Clad in magenta-pink French chiffon sari, a daring sleeveless blouse and a string of pearls around her neck, pearls brought back all the way from Tokyo by my father. On her feet she had pointed-toe kitten-heel slides in pearl-colored leather, hand made by Hopson, the exclusive Chinese shoemaker on Mall Road, Lahore. She had just returned from the city, where she got, from Hanif’s Mall Road salon, the stylish Jackie Kennedy haircut that along with Coca-Cola and French fries had become quite the rage. My father in his white “bush-shirt”—half-sleeves, tennis collar, buttons down the middle, worn untucked, and white linen trousers sipping nimboo-pani in a tall glass with generous chunks of clinking ice, gazed lovingly at her, and since she looked so radiant, felt that nothing could do her any harm.

Everything was part of a magical whole. I ate my mango ice cream holding the cup by its long stem knowing nothing could be grander or more perfect than us on this balmy summer evening, and that my life would forever be finer because of it. This evening in July in that fateful year, 1963. 

A month later Dr. King would give the famous “I Have a Dream” speech, and three months later John Kennedy would be assassinated. The waiter in white trousers and tunic coat with a bright red sash, a gold-trimmed pugri on his head sensed this, and not only did he bring the second round unasked but the portions got more generous, and after the third enchanted cup he brought out the whole 12 x 4 x 3 inch metal mold, sparkling sweat beads clinging to its sides, and placed it in front of me. It was a wonderful indulgent gesture orchestrated by my father, like a loving embrace. We smiled and glowed in the emerging dusk and I moved forward to the edge of the chair to serve myself, but then what the heck. I set my cup aside and dug in to the mold and continued digging till I could eat no more. It is the closest I have ever come to pure, unadulterated bliss.

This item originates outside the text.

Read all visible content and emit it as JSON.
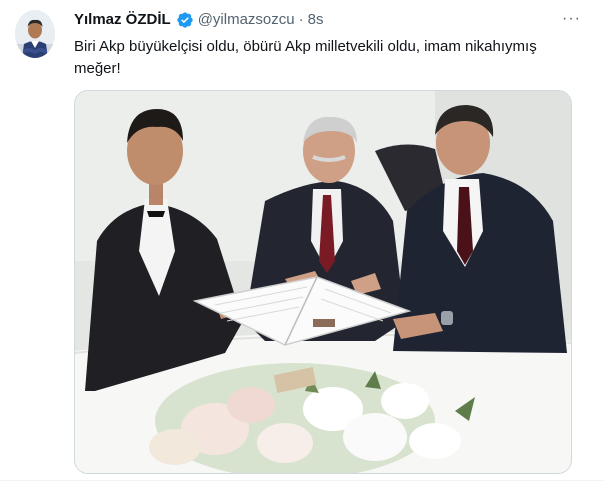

Afterward we continued to sit as the shadows gathered around us waiting for the night, which comes with sinful speed in our part of the world. Mother ran her fingers through her hair and father with one white-clad knee resting on the other leaned back in the garden chair, an enigmatic smile hovering around his lips an aura of potency and mystery surrounding him. Ahead of us some more waiters struggled to tie a white bedsheet between two trees. This was the screen on which we would watch GI Blues with the king of rock in the lead role, all dimples and tortured soul as he gyrated his way across the makeshift screen and our already afflicted hearts. 

Afterward, long after the movie was over, big brother and his friends would continue to croon the songs into the blue-black night. “A Heart Full of Love,” “Kiss Me Extra Tender, Hold Me Extra Tight,” and danced the twist on the cool grass under the stars, laughing deliriously as only teenagers can do, while grownups smiled and chatted on the veranda, waiting for them to come in so we could go home.